Despite pulling back from most Palestinian cities and towns, Israeli troops are still out in full force in Bethlehem. The standoff in Bethlehem now seems inextricably linked to the situation in Ramallah, where Israeli troops form a ring of steel around Palestinian leader Yasser Arafat's wrecked compound.

Bethlehem was as volatile as ever yesterday, as gunfire flared and puffs of smoke drifted around the church. Palestinians inside the church and Israelis outside each blamed the other for starting the shooting.

Conditions inside the church were said to be deteriorating, according to an envoy sent by the Archbishop of Canterbury, George Carey.

"There is no food, the sanitary conditions are terrible and some of the people are sick or wounded," Canon Andrew White told the Associated Press.

Apparently, some of those inside are slowly being driven to desperation. Last week, a 16-year-old boy fled, too dirty and hungry to worry about the possibility of being shot. Sunday, five others escaped, scaling the compound walls on ladders left by the Israelis.

Last week, the Israelis offered a deal to end the standoff, giving those wanted for crimes a choice of facing justice in Israel or accepting permanent exile. Israeli officials contended that those inside wanted to accept the offer, but it was rejected by Arafat.

"I don't know how it will end," Manasra said yesterday. "But I hope it will end in peace."

As he talked inside a ward at Hadassah Hospital, Manasra lay in a corner bed guarded by three Israeli soldiers cradling M-16s. A nurse brought him kosher food and tea. He ate slowly, methodically, making sure to keep the crumbs off his wispy beard. He lost 12 pounds while in the church, he said. He appeared gaunt.

His brown eyes were glassy, his bushy dark hair was unkempt. A cast covered his left leg from the ankle to the upper thigh. When he wanted to roll over and sleep, an Israeli soldier put down a rifle and adjusted the bed.

Manasra, who lives in a refugee camp called Deheisheh, had been out buying vegetables for his sister April 2 when gunfire erupted in Bethlehem.

"I was on my way home," he said. "There was shooting and one of the Palestinian police told me to enter the church and take shelter. The doors were open and other young people went in there."

He was panicked, with the staccato of gunfire outside and chaos inside the church. But it was a priest who calmed him, told him not to be scared because they would be safe.

"The priest brought us some cakes they had in the church," he said. "And some water.
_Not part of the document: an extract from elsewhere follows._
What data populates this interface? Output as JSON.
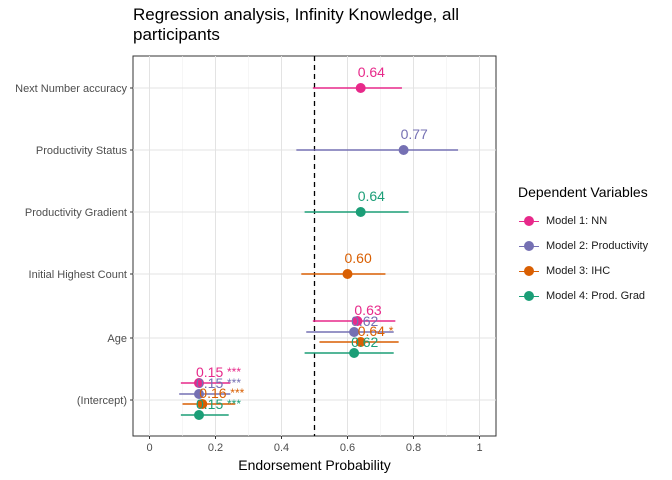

That's all we had for 15 days."

There was no way out for Manasra and 50 or so other young civilians. There were clergy there, too. And there were about 200 gunmen bearing Kalashnikovs, he said.

"It was impossible to run away," he said. "The Palestinians told us anyone who would try to run away would be shot by the Israelis."
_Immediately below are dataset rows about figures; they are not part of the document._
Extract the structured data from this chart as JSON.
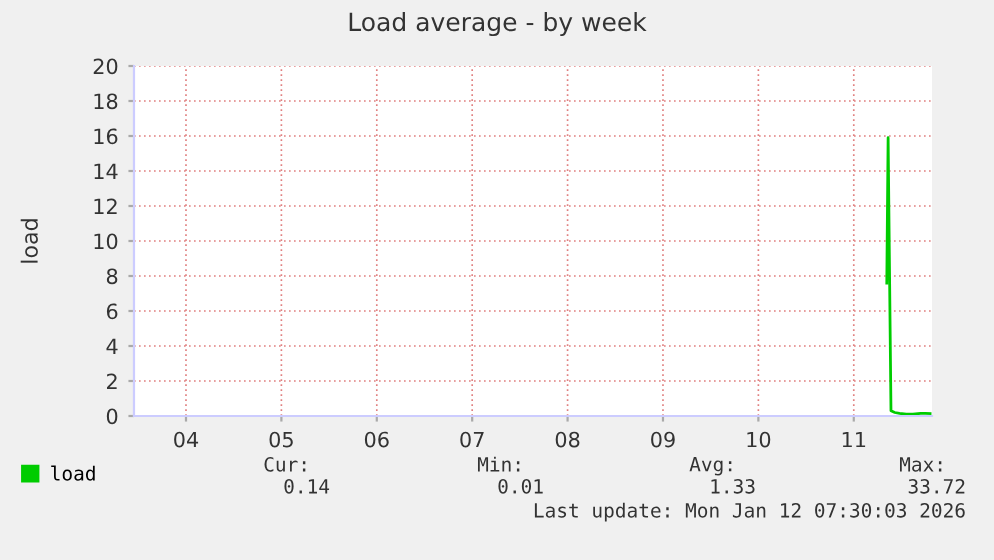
{
  "chart_data": {
    "type": "line",
    "title": "Load average - by week",
    "ylabel": "load",
    "xlim": [
      3.955,
      12.32
    ],
    "xticks": [
      {
        "value": 4.5,
        "label": "04"
      },
      {
        "value": 5.5,
        "label": "05"
      },
      {
        "value": 6.5,
        "label": "06"
      },
      {
        "value": 7.5,
        "label": "07"
      },
      {
        "value": 8.5,
        "label": "08"
      },
      {
        "value": 9.5,
        "label": "09"
      },
      {
        "value": 10.5,
        "label": "10"
      },
      {
        "value": 11.5,
        "label": "11"
      }
    ],
    "ylim": [
      0,
      20
    ],
    "yticks": [
      0,
      2,
      4,
      6,
      8,
      10,
      12,
      14,
      16,
      18,
      20
    ],
    "grid": true,
    "legend": "bottom left",
    "series": [
      {
        "name": "load",
        "color": "#00cc00",
        "x": [
          11.846,
          11.86,
          11.89,
          11.93,
          11.98,
          12.05,
          12.12,
          12.2,
          12.25,
          12.3
        ],
        "values": [
          7.6,
          15.9,
          0.3,
          0.2,
          0.15,
          0.1,
          0.1,
          0.15,
          0.15,
          0.14
        ]
      }
    ],
    "annotations": [
      "Cur:",
      "Min:",
      "Avg:",
      "Max:",
      "0.14",
      "0.01",
      "1.33",
      "33.72",
      "Last update: Mon Jan 12 07:30:03 2026"
    ]
  }
}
So they hunkered down for the long siege.

Manasra said he and the other young civilians were moved the second day into the grotto under the church, where they spent most of their time in the dark. They were only allowed out for brief periods to exercise, wash and relax.
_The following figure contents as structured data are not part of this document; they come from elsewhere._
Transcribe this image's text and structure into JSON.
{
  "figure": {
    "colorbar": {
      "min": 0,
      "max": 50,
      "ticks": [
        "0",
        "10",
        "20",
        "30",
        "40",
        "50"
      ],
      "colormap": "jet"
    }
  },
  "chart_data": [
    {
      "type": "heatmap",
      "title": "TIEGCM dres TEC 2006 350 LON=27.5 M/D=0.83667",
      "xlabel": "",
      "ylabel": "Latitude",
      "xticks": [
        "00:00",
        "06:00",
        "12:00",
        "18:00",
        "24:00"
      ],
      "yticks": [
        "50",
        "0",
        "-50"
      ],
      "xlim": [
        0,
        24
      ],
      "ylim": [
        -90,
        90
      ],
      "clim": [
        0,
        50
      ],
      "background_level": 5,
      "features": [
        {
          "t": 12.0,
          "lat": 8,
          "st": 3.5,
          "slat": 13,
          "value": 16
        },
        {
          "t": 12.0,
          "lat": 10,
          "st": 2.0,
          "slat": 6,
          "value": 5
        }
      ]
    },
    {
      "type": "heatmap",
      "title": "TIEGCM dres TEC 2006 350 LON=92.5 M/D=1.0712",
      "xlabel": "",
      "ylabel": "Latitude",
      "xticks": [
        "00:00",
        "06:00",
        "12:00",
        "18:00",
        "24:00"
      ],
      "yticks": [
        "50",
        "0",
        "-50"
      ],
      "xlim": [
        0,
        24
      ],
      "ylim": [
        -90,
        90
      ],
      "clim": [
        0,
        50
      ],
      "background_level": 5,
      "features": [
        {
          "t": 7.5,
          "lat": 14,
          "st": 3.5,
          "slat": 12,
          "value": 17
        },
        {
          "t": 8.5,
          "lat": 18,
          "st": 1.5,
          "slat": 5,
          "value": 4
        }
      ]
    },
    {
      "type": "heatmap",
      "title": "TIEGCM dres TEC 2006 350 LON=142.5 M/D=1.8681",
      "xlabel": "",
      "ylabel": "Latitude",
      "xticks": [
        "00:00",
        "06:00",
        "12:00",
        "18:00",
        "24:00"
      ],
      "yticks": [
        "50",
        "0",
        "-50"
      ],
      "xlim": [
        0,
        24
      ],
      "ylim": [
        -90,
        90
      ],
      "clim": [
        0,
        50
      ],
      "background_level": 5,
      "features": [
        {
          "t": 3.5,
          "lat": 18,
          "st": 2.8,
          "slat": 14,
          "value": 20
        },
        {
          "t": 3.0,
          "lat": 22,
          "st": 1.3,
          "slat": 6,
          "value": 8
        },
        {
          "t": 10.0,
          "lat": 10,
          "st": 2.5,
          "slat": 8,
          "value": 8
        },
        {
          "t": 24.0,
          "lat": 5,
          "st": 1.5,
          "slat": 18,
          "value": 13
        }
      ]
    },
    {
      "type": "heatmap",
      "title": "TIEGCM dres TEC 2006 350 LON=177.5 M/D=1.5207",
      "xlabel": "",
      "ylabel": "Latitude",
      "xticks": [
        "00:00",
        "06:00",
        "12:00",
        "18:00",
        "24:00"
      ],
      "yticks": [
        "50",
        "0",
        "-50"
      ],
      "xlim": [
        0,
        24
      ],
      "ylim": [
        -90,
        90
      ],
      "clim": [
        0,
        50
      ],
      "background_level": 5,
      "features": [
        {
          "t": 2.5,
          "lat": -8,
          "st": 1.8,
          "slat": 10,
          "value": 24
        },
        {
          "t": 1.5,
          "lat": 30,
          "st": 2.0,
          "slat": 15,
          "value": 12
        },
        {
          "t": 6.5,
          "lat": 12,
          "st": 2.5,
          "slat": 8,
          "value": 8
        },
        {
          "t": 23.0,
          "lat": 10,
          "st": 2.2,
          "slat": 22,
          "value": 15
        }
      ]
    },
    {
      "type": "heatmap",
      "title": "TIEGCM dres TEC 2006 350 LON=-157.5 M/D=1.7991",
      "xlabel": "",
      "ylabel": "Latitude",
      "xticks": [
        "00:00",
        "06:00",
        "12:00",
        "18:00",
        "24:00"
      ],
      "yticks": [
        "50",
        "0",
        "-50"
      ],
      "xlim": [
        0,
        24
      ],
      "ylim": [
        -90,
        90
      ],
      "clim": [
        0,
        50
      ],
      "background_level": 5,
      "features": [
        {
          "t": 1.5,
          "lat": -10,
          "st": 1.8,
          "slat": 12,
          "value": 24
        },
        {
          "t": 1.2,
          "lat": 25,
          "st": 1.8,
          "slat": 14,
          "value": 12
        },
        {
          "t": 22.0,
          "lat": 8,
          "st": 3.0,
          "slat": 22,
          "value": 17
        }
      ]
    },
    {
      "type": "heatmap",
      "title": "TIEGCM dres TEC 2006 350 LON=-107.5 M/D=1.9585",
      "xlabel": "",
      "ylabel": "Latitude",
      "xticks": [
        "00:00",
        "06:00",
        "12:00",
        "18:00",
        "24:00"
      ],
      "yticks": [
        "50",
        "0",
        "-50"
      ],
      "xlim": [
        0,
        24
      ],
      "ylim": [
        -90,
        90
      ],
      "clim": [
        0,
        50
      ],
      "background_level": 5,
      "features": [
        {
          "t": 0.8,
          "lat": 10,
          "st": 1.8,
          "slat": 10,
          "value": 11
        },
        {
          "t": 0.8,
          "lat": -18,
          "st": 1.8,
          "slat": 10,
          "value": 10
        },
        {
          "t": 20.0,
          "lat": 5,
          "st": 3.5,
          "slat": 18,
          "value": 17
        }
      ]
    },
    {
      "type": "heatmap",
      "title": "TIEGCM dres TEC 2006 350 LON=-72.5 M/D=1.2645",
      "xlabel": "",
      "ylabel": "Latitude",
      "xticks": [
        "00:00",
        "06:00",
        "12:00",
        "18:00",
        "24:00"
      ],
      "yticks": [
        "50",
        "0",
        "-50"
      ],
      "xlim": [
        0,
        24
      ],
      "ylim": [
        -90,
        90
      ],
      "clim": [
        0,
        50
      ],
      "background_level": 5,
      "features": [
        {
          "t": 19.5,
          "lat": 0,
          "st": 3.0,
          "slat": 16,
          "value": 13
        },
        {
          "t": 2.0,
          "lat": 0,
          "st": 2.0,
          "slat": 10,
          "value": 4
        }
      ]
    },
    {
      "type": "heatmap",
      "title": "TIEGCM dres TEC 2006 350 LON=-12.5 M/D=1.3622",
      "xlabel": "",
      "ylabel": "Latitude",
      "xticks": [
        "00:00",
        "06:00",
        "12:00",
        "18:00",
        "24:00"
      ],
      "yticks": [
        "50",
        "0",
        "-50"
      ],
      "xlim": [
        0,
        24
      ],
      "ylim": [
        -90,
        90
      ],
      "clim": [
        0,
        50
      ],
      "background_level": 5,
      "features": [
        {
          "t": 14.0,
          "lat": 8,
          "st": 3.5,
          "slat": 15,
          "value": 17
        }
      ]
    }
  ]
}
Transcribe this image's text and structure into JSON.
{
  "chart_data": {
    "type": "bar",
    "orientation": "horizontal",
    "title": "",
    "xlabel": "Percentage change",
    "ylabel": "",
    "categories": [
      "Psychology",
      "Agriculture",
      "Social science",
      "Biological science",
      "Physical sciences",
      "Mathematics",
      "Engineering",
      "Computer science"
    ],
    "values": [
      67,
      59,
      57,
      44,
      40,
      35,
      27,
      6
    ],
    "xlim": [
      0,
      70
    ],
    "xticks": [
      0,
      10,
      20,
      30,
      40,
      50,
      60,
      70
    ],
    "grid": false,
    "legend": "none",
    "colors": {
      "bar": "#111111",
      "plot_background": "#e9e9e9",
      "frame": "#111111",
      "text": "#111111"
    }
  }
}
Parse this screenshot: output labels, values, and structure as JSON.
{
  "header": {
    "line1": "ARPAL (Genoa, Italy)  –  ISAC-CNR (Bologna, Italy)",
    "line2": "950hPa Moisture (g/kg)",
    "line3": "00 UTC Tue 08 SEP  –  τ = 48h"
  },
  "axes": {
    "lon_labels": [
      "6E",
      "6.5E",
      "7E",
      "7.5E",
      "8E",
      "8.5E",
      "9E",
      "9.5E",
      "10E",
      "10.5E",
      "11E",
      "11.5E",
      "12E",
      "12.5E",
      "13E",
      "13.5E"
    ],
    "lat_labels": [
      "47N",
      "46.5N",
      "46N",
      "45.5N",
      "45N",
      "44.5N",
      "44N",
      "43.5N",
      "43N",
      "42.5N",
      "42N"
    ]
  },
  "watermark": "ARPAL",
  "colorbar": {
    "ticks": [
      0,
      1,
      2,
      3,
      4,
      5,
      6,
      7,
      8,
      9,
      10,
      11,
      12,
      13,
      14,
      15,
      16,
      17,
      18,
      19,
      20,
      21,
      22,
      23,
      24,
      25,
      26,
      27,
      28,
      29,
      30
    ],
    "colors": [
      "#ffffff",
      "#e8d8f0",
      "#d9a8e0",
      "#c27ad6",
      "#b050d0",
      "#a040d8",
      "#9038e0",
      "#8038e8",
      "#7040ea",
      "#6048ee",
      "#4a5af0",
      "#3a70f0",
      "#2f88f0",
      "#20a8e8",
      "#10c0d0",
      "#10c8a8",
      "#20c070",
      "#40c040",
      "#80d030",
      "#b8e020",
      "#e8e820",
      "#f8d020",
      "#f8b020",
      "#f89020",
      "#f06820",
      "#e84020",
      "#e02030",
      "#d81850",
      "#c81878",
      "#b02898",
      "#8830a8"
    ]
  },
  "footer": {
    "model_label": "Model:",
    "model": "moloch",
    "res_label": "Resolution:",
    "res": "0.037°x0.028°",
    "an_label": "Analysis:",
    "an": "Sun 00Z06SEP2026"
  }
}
"There were no lights," he said. "Only the priests brought us water. We didn't sleep at night because of the shooting. Otherwise, we lit candles and prayed."

Did he say his Muslim prayers?

"Yes," he said in a whisper.

On April 17, desperate with hunger, he foraged for food in the churchyard by a statue of the Virgin Mary.

"I veered aside and was fired upon," he said. "I didn't see who shot me. I was told it was a soldier."

Bleeding in the leg, he was taken back into the church, where a priest applied a bandage. A few hours passed before arrangements could be made to move him by ambulance to a hospital. Three days after he arrived at Hadassah Hospital, he underwent surgery to repair the gunshot damage.

Now, he recuperates, waiting to be discharged, waiting for the end of the siege.

"I will shave the first day I get home," he said. "Change my clothes. And go to the church. I want to say thank you to the church."